You can perform a meridian flip without stars. The scope simply slews to the coordinates specified. Without stars you can’t center, of course. You want the meridian flip to occur during recovery so that the scope doesn’t accidentally track into the pier during an extended recovery period.

Charlie

right, but doesn’t SGP use plate solving as part of the meridian flip? they had taken that out but then recently put it back in cause centering after the meridian flip was not working with enough accuracy.

@swag72 , you are using one of those really fancy avalon mounts, right? doesn’t it have any kind of meridian limits? if it does you could make the mount stop before a pier collision occurs. for my part i had several pier crashes with my mach1gto but APCC adds all kinds of safety features which prevent pier crashes.

rob

@pfile - I use a Mesu mount… I don’t want to set limits etc that will park everything and end a sequence, I just think that a safe way to work during recovery mode would be good.

I too thought that the flip only happened with plate solve…

OK. yes i think recovery mode should also honor the meridian flip settings as well, but there are other reasons why the mount could crash into the pier; in my case at least once windows totally crashed and the computer rebooted and there was nothing to stop the mount from tracking… another time SGP locked up, same result. once the usb/serial locked up… on one of these occasions the RA motor burned up, so i started taking it seriously :slight_smile:

so i always have meridian limits defined in APCC and additionally the mount firmware now has a deadman’s timer. if the software does not reset it periodically, the firmware just stops the mount in place. since then i’ve never had any pier crashes for any reason.

rob

Having a ‘blind’ meridian flip, without solving post flip would be useful. A recovery mode during a meridian flip period caused me some grief once too and the mount stopped at the slew limit, which then caused the guider to fall over when the clouds parted.

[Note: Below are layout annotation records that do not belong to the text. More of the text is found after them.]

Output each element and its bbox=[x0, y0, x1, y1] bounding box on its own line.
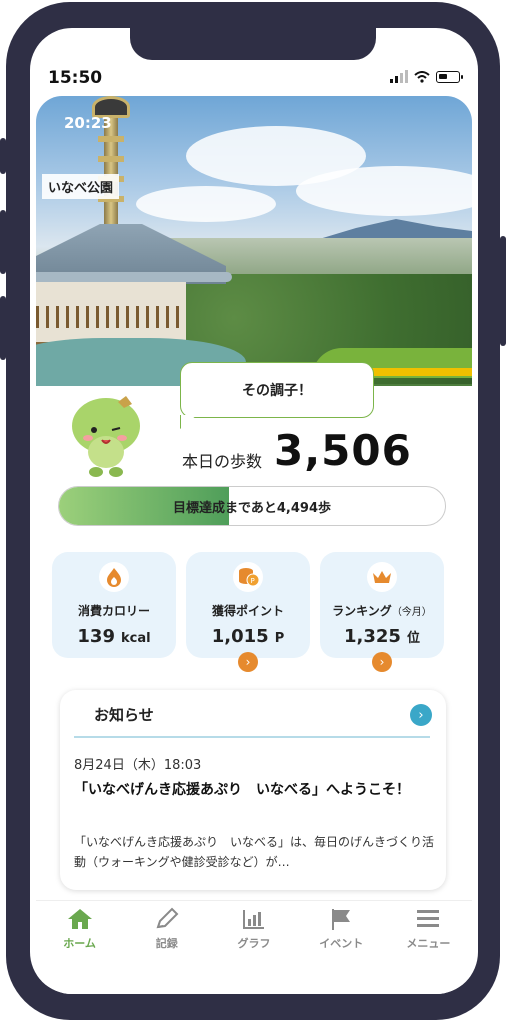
news-more-arrow-icon[interactable]: › bbox=[410, 704, 432, 726]
news-panel[interactable]: お知らせ › 8月24日（木）18:03 「いなべげんき応援あぷり いなべる」へ… bbox=[60, 690, 446, 890]
tab-menu[interactable]: メニュー bbox=[385, 901, 472, 961]
points-value: 1,015 P bbox=[211, 626, 285, 647]
signal-icon bbox=[390, 70, 408, 83]
tab-graph[interactable]: グラフ bbox=[210, 901, 297, 961]
app-content: 20:23 いなべ公園 その調子！ 本日の歩数 3,506 目標達成まであと4,… bbox=[36, 96, 472, 994]
volume-up-button bbox=[0, 210, 6, 274]
chart-icon bbox=[243, 910, 264, 929]
tab-record[interactable]: 記録 bbox=[123, 901, 210, 961]
speech-bubble: その調子！ bbox=[180, 362, 374, 418]
calorie-value: 139 kcal bbox=[77, 626, 151, 647]
news-title[interactable]: 「いなべげんき応援あぷり いなべる」へようこそ！ bbox=[74, 778, 434, 802]
power-button bbox=[500, 236, 506, 346]
news-date: 8月24日（木）18:03 bbox=[74, 758, 202, 773]
notch bbox=[130, 28, 376, 60]
bottom-tab-bar: ホーム 記録 グラフ イベント メニュー bbox=[36, 900, 472, 961]
flame-icon bbox=[99, 562, 129, 592]
device-screen: 15:50 20:23 いなべ公園 その調子！ 本日の歩数 3,506 目標達成… bbox=[30, 28, 478, 994]
battery-icon bbox=[436, 71, 463, 83]
points-title: 獲得ポイント bbox=[211, 604, 284, 618]
news-divider bbox=[74, 736, 430, 738]
ranking-title: ランキング（今月） bbox=[332, 604, 432, 618]
status-time: 15:50 bbox=[48, 68, 103, 88]
tab-home[interactable]: ホーム bbox=[36, 901, 123, 961]
volume-down-button bbox=[0, 296, 6, 360]
flag-icon bbox=[332, 909, 351, 930]
goal-progress-bar: 目標達成まであと4,494歩 bbox=[58, 486, 446, 526]
svg-text:P: P bbox=[251, 577, 255, 585]
ranking-card[interactable]: ランキング（今月） 1,325 位 › bbox=[320, 552, 444, 672]
pencil-icon bbox=[156, 907, 179, 929]
ranking-value: 1,325 位 bbox=[344, 626, 420, 647]
wifi-icon bbox=[414, 71, 430, 83]
calorie-card[interactable]: 消費カロリー 139 kcal bbox=[52, 552, 176, 658]
hero-photo-time: 20:23 bbox=[64, 114, 112, 132]
steps-value: 3,506 bbox=[274, 426, 412, 475]
status-icons bbox=[390, 70, 463, 83]
coins-icon: P bbox=[233, 562, 263, 592]
menu-icon bbox=[417, 910, 440, 927]
location-label: いなべ公園 bbox=[42, 174, 120, 199]
crown-icon bbox=[367, 562, 397, 592]
tab-menu-label: メニュー bbox=[406, 937, 451, 950]
tab-home-label: ホーム bbox=[63, 937, 96, 950]
news-body: 「いなべげんき応援あぷり いなべる」は、毎日のげんきづくり活動（ウォーキングや健… bbox=[74, 835, 435, 869]
goal-progress-text: 目標達成まであと4,494歩 bbox=[173, 500, 331, 516]
speech-text: その調子！ bbox=[242, 383, 312, 399]
mascot-character bbox=[72, 396, 140, 477]
ranking-arrow-button[interactable]: › bbox=[372, 652, 392, 672]
points-card[interactable]: P 獲得ポイント 1,015 P › bbox=[186, 552, 310, 672]
side-button bbox=[0, 138, 6, 174]
tab-event-label: イベント bbox=[319, 937, 364, 950]
tab-event[interactable]: イベント bbox=[298, 901, 385, 961]
steps-label: 本日の歩数 bbox=[182, 452, 263, 471]
home-icon bbox=[67, 909, 92, 929]
news-heading: お知らせ bbox=[94, 706, 154, 724]
calorie-title: 消費カロリー bbox=[77, 604, 150, 618]
points-arrow-button[interactable]: › bbox=[238, 652, 258, 672]
tab-graph-label: グラフ bbox=[237, 937, 271, 950]
tab-record-label: 記録 bbox=[155, 937, 178, 950]
hero-image: 20:23 いなべ公園 bbox=[36, 96, 472, 386]
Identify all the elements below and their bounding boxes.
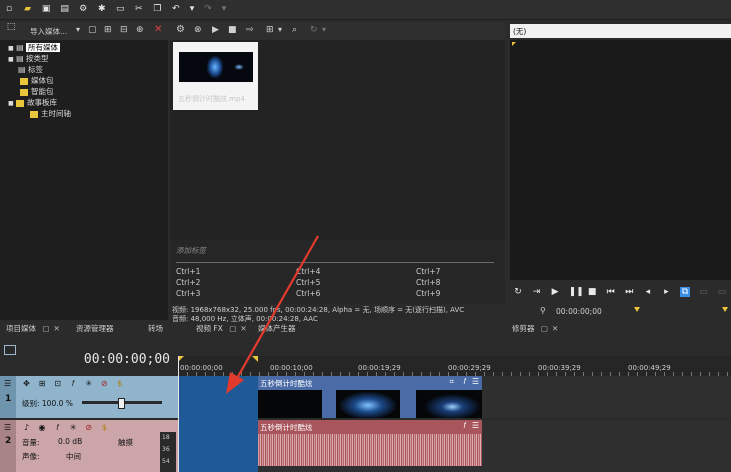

It could be made to work; in nearly all circumstances there would be an image to solve from the last good exposure to set the goal. The meridian flip occurs but without centering post flip and the recovery mode picks up again. If the clouds pass, it could perform the center routine and continue.

+1 for this ideea.
I also lost some almost perfect nights because of a very short cloud passage close to the meridian flip time. The recovery process just aborted the sequence.

Regards,
Horia

Is this something that is needed to go into the request forum or has it been noted here? @Ken and @Jared

I thought about this some more - what may be required is a ‘center after recovery option’, just as there is a autofocus after resume option. The meridian flip then can be independent of recovery mode and in effect, ignore it.

1 Like

Moving this to feature requests. There is something here, but it requires some more thought.